Encouraging cooperation and teamwork

Working together with others is an important life skill. Cooperation helps children develop communication, patience, and problem-solving abilities. 

This can be encouraged through simple shared activities such as: 

  • Collaborative games 
  • Group challenges or puzzles 
  • Building or creative tasks completed together 
  • Cooking or preparing something as a team 

The key focus is not always the outcome of the task but how children work together during the process. Adults can support this by highlighting positive behaviours such as listening, sharing ideas, or helping others. 

Some educators and families also use games, which are designed so that players work towards a shared goal rather than competing against one another. These types of activities can be particularly helpful for younger children who are still developing social confidence. 

Through repeated experiences of working together, children begin to understand how collaboration can make tasks easier and more enjoyable. 

Helping children work through conflicts

Disagreements are a normal part of growing up. Rather than trying to prevent all conflicts, it can be more helpful to support children in learning how to resolve them constructively. 

When a disagreement occurs, adults can guide children through simple steps such as: 

  1. Firstly, allowing time for the calming of emotions of those involved, so their thinking brains can switch on and be ready to process what has happened.  Then: 
  1. Listening to each person’s perspective 
  1. Helping them name the feelings involved 
  1. Thinking about possible solutions together 
  1. Agreeing on a way to move forward 

Visual aids such as problem-solving cards or simple conflict resolution charts can help children understand these steps more clearly. 

Some schools and families also introduce simple frameworks such as: 

  • “Stop, think, talk, solve” 
  • “I feel… when… because…” statements 

These tools help children communicate their feelings without blaming others, which supports healthier conversations. 

Over time, children learn that conflicts can be solved through communication, understanding, and compromise.

Recognising and celebrating effort

Children benefit greatly when their efforts and positive behaviours are recognised.
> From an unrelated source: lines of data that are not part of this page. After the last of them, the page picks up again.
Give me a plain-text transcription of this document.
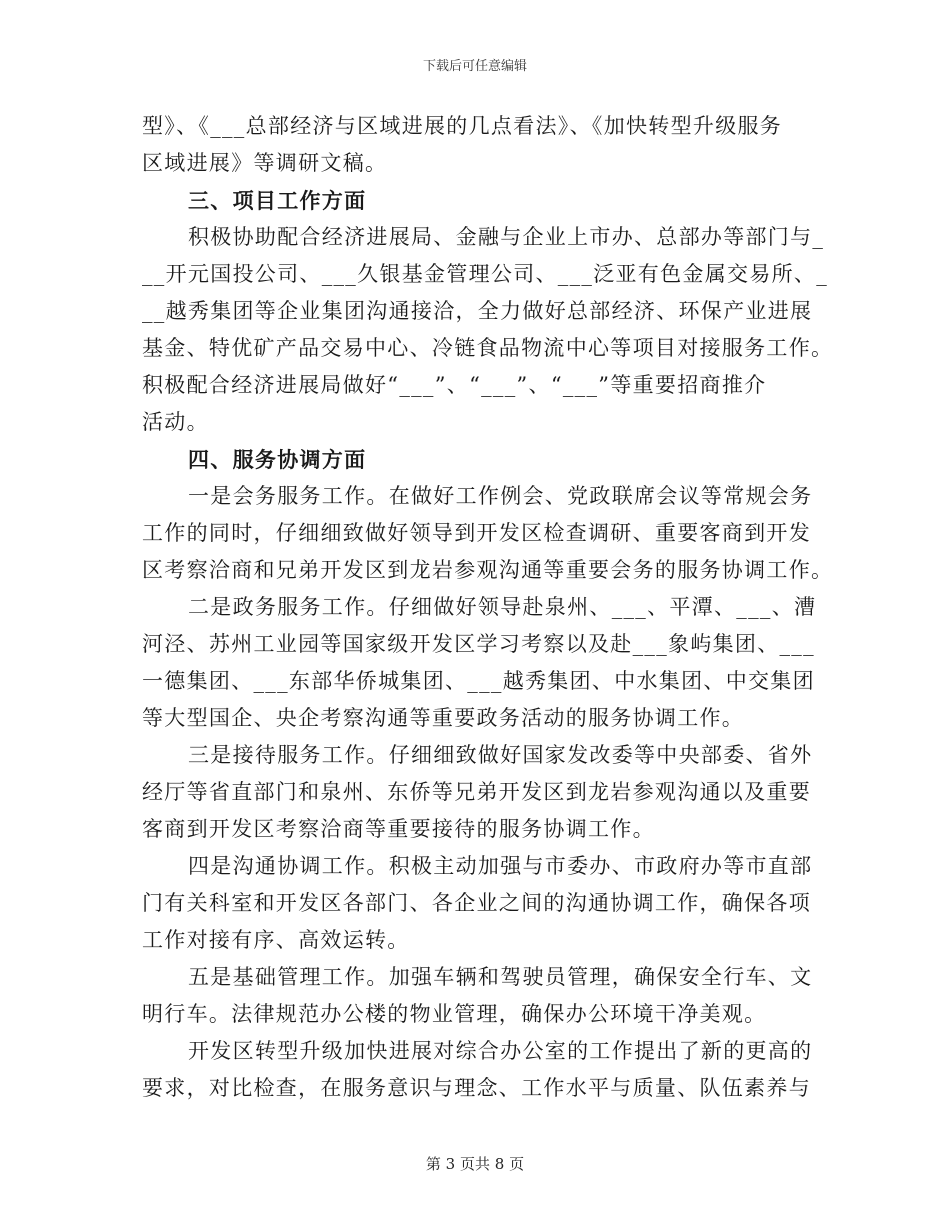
下载后可任意编辑
型》、《___总部经济与区域进展的几点看法》、《加快转型升级服务
区域进展》等调研文稿。
三、项目工作方面
积极协助配合经济进展局、金融与企业上市办、总部办等部门与_
__开元国投公司、___久银基金管理公司、___泛亚有色金属交易所、_
__越秀集团等企业集团沟通接洽，全力做好总部经济、环保产业进展
基金、特优矿产品交易中心、冷链食品物流中心等项目对接服务工作。
积极配合经济进展局做好“___”、“___”、“___”等重要招商推介
活动。
四、服务协调方面
一是会务服务工作。在做好工作例会、党政联席会议等常规会务
工作的同时，仔细细致做好领导到开发区检查调研、重要客商到开发
区考察洽商和兄弟开发区到龙岩参观沟通等重要会务的服务协调工作。
二是政务服务工作。仔细做好领导赴泉州、___、平潭、___、漕
河泾、苏州工业园等国家级开发区学习考察以及赴___象屿集团、___
一德集团、___东部华侨城集团、___越秀集团、中水集团、中交集团
等大型国企、央企考察沟通等重要政务活动的服务协调工作。
三是接待服务工作。仔细细致做好国家发改委等中央部委、省外
经厅等省直部门和泉州、东侨等兄弟开发区到龙岩参观沟通以及重要
客商到开发区考察洽商等重要接待的服务协调工作。
四是沟通协调工作。积极主动加强与市委办、市政府办等市直部
门有关科室和开发区各部门、各企业之间的沟通协调工作，确保各项
工作对接有序、高效运转。
五是基础管理工作。加强车辆和驾驶员管理，确保安全行车、文
明行车。法律规范办公楼的物业管理，确保办公环境干净美观。
开发区转型升级加快进展对综合办公室的工作提出了新的更高的
要求，对比检查，在服务意识与理念、工作水平与质量、队伍素养与
第 3 页共 8 页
This helps build confidence and reinforces the behaviours that support emotional development. 

Rather than focusing only on achievements, it can be helpful to acknowledge qualities such as: 

  • Perseverance 
  • Kindness 
  • Teamwork 
  • Problem-solving 
  • Emotional awareness 

For example, comments such as: 

  • “I noticed how patient you were when playing with your younger brother.” 
  • “You kept trying even when that was difficult.” 
  • “That was very thoughtful of you.” 

These types of responses help children understand that their actions and choices matter. 

Some environments also use visual encouragement tools, such as kindness charts, reflection journals, or gratitude boards, where children can recognise positive moments or acts of kindness. 

Over time, celebrating effort helps children develop a stronger sense of self-belief and motivation, which supports both emotional wellbeing and learning.

Social and emotional learning is not just a trend

Social and emotional learning is a vital approach that supports children in developing the emotional intelligence and life skills they need for the future. Helping children understand themselves and others may be one of the most important lessons we can teach.